Results: Eleven thousand six hundred twenty-four subjects were examined (90.9% response rate; mean age+/-standard deviation, 44+/-12.6 years). Five thousand four hundred eighty-nine subjects (49.1%) were men and 5700 subjects (50.9%) were women. Mean spherical equivalent was -0.19 diopters (D; +/-1.50 D). Six thousand four hundred twelve subjects (57.3%) were emmetropic, 2469 (22.1%) were myopic (<-0.5 D), and 2308 (20.6%) were hypermetropic (>+0.5 D). Two hundred six subjects (1.8%) were highly myopic (<-5 D). Myopia was more common in men (26.3%) than in women (21.0%), whereas hyperopia was more common in women (27.4%) than in men (15.8%). Overall, myopia increased with age (17.5% of those aged 30-39 years were myopic, compared with 65.5% of those age 70 years and older). A subanalysis of subjects without cataract showed increasing hyperopia with age and an association between myopia and higher education.
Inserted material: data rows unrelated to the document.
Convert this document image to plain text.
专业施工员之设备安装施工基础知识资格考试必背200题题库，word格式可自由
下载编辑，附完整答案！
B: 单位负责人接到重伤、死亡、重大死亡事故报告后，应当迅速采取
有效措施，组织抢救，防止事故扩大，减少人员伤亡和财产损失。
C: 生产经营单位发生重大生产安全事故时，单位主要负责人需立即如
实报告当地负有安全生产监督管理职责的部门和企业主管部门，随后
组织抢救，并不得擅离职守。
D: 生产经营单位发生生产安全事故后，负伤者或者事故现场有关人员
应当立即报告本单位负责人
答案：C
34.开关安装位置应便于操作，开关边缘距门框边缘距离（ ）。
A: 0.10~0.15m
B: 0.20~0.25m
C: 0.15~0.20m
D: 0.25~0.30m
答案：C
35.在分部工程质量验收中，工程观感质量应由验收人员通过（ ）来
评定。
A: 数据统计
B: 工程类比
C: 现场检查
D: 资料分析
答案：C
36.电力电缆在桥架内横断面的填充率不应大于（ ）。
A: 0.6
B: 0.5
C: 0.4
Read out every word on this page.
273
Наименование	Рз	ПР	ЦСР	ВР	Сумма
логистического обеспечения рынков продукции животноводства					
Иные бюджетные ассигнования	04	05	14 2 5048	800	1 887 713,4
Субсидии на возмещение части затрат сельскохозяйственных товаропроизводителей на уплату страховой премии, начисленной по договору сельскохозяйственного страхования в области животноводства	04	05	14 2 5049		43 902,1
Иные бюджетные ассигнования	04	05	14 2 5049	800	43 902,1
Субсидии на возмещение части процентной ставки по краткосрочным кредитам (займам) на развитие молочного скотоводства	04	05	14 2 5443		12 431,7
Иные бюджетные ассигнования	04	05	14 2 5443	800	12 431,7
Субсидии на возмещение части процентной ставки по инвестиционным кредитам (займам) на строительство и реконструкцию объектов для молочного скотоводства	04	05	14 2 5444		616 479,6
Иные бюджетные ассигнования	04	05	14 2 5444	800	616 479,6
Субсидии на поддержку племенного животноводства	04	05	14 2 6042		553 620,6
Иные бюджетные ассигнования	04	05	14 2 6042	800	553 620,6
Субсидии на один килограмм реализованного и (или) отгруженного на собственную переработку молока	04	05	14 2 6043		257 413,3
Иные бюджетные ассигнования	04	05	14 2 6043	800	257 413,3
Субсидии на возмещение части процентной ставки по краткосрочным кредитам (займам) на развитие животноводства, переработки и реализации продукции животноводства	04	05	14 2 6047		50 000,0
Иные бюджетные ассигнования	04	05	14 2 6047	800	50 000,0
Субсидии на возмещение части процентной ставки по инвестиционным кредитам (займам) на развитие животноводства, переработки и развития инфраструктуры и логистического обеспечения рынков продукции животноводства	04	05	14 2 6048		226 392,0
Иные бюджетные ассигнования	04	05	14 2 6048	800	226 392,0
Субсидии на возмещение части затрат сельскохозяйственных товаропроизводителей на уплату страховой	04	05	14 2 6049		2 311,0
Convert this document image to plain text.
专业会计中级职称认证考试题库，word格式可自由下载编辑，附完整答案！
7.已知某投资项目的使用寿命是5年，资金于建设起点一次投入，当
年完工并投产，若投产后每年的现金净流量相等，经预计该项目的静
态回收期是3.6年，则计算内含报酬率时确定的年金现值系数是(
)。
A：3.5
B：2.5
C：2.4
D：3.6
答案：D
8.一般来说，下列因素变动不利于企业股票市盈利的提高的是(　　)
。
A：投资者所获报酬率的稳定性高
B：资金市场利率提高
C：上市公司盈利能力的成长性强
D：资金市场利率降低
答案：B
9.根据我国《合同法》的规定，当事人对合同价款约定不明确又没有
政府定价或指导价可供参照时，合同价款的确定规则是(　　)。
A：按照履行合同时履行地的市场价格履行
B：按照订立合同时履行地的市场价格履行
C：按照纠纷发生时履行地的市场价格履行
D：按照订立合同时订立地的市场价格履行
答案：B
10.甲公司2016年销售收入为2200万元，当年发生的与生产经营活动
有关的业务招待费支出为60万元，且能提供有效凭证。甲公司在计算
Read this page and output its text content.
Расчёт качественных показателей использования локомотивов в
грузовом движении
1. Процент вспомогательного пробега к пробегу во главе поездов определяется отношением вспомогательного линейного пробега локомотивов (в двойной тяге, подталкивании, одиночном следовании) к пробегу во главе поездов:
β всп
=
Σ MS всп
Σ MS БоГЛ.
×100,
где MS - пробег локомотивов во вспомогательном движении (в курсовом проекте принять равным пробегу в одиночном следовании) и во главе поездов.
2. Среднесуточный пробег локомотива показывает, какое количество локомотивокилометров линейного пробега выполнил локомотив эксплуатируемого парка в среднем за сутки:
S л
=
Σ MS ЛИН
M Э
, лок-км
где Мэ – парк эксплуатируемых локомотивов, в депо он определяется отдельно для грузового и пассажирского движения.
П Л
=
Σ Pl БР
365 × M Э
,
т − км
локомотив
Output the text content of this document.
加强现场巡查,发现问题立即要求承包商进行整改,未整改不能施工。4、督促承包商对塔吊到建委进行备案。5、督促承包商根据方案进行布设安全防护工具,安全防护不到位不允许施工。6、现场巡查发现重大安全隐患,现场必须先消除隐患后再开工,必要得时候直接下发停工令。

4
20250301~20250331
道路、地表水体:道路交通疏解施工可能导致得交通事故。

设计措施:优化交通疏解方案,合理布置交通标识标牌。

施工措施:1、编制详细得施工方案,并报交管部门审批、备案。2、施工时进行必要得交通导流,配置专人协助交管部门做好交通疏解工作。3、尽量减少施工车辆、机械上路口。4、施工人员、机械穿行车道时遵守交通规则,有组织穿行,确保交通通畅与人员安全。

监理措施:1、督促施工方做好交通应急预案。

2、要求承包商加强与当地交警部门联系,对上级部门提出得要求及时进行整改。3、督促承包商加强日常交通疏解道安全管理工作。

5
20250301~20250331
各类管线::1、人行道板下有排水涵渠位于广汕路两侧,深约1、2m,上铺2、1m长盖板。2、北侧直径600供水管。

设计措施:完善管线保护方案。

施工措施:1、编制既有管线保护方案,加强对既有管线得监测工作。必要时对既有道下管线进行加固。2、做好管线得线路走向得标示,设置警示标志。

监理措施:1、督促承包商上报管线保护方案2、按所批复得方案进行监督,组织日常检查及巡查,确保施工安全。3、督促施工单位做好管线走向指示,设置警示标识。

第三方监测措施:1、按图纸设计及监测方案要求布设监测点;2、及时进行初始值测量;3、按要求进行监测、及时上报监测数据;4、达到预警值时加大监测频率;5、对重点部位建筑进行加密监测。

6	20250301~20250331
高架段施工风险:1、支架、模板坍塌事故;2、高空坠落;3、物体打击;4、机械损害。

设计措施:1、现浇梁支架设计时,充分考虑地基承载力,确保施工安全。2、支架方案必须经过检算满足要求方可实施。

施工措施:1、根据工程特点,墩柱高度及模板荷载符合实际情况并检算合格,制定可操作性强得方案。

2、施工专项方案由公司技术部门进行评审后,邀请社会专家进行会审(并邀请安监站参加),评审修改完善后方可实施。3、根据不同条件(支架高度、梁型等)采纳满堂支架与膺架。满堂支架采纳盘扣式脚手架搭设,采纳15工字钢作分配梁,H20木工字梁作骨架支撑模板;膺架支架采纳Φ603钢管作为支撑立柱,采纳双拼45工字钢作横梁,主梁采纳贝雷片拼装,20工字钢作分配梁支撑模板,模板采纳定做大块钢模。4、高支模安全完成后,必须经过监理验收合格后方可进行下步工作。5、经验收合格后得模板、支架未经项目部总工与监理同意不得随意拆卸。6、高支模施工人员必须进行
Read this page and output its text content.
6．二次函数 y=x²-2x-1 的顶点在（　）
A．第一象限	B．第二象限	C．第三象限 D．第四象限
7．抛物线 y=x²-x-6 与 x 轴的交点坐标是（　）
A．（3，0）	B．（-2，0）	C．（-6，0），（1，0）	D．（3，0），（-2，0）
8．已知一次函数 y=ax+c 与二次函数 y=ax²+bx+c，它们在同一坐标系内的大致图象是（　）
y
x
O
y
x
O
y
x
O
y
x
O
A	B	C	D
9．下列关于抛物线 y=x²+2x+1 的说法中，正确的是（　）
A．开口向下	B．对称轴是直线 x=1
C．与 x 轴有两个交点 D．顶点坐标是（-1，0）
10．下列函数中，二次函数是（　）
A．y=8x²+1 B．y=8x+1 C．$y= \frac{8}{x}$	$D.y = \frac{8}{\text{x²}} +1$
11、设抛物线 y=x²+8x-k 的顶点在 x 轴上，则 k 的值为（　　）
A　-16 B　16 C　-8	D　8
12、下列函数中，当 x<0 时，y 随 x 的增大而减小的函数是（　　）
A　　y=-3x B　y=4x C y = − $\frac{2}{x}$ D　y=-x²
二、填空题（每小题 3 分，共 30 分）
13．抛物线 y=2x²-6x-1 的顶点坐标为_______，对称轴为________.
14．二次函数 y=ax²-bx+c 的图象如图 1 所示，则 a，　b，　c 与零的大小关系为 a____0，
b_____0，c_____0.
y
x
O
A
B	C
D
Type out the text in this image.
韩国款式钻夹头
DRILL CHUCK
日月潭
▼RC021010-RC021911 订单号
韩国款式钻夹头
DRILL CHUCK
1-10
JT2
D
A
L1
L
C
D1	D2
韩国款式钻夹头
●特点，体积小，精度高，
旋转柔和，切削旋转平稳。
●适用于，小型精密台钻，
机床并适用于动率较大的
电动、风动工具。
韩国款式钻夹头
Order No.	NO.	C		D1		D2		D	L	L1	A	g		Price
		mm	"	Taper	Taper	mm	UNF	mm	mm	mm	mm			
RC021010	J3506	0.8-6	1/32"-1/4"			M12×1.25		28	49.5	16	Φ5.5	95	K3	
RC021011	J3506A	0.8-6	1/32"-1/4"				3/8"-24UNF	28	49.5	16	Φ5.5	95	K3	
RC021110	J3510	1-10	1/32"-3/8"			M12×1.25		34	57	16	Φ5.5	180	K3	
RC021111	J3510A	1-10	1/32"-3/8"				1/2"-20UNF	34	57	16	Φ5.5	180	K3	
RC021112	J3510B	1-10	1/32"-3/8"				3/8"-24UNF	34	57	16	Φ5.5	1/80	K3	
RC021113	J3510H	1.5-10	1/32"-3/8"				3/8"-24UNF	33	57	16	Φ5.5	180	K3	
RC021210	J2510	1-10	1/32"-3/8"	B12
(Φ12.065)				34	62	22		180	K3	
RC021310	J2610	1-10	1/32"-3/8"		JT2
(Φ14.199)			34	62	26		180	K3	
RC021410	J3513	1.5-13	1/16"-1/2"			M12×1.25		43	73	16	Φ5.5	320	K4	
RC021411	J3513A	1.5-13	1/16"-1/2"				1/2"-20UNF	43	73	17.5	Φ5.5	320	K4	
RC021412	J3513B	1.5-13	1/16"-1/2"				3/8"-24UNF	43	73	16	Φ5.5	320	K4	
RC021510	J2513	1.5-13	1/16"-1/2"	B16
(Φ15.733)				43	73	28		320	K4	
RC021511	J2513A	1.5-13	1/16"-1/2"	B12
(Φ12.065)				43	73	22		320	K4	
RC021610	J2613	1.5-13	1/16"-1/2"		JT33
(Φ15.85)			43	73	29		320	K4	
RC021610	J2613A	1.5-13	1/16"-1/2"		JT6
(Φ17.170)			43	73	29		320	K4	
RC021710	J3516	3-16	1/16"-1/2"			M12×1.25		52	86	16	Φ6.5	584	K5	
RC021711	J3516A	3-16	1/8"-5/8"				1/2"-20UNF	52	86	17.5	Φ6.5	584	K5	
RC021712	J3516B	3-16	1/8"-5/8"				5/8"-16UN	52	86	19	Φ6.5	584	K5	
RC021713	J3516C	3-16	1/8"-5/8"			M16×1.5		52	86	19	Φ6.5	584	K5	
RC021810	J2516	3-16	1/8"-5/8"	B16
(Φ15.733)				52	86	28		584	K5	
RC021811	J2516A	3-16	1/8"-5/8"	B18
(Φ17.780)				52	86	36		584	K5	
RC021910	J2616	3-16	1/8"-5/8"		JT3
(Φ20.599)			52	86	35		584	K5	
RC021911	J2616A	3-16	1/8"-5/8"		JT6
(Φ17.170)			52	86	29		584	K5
Myopia was more common among the employed than in unemployed subjects. Astigmatism (>0.5 D), present in 3625 subjects (32.4%), was more common among women, illiterate subjects, and unschooled subjects. Against-the-rule astigmatism was more common (58.7%) than oblique astigmatism (29.3%), which was more common than with-the-rule (WTR) astigmatism (12.1%). Against-the-rule astigmatism and oblique astigmatism increased with age, unlike WTR astigmatism. Of 830 (7.5%) subjects, women were more commonly anisometropic (>1.0 D). Anisometropia increased with age.
Conclusions: Refractive error data are described for a country and region that previously have lacked population-based data. Prevalence and factors associated with refractive error are presented, with a detailed comparison with other population-based surveys regionally and internationally.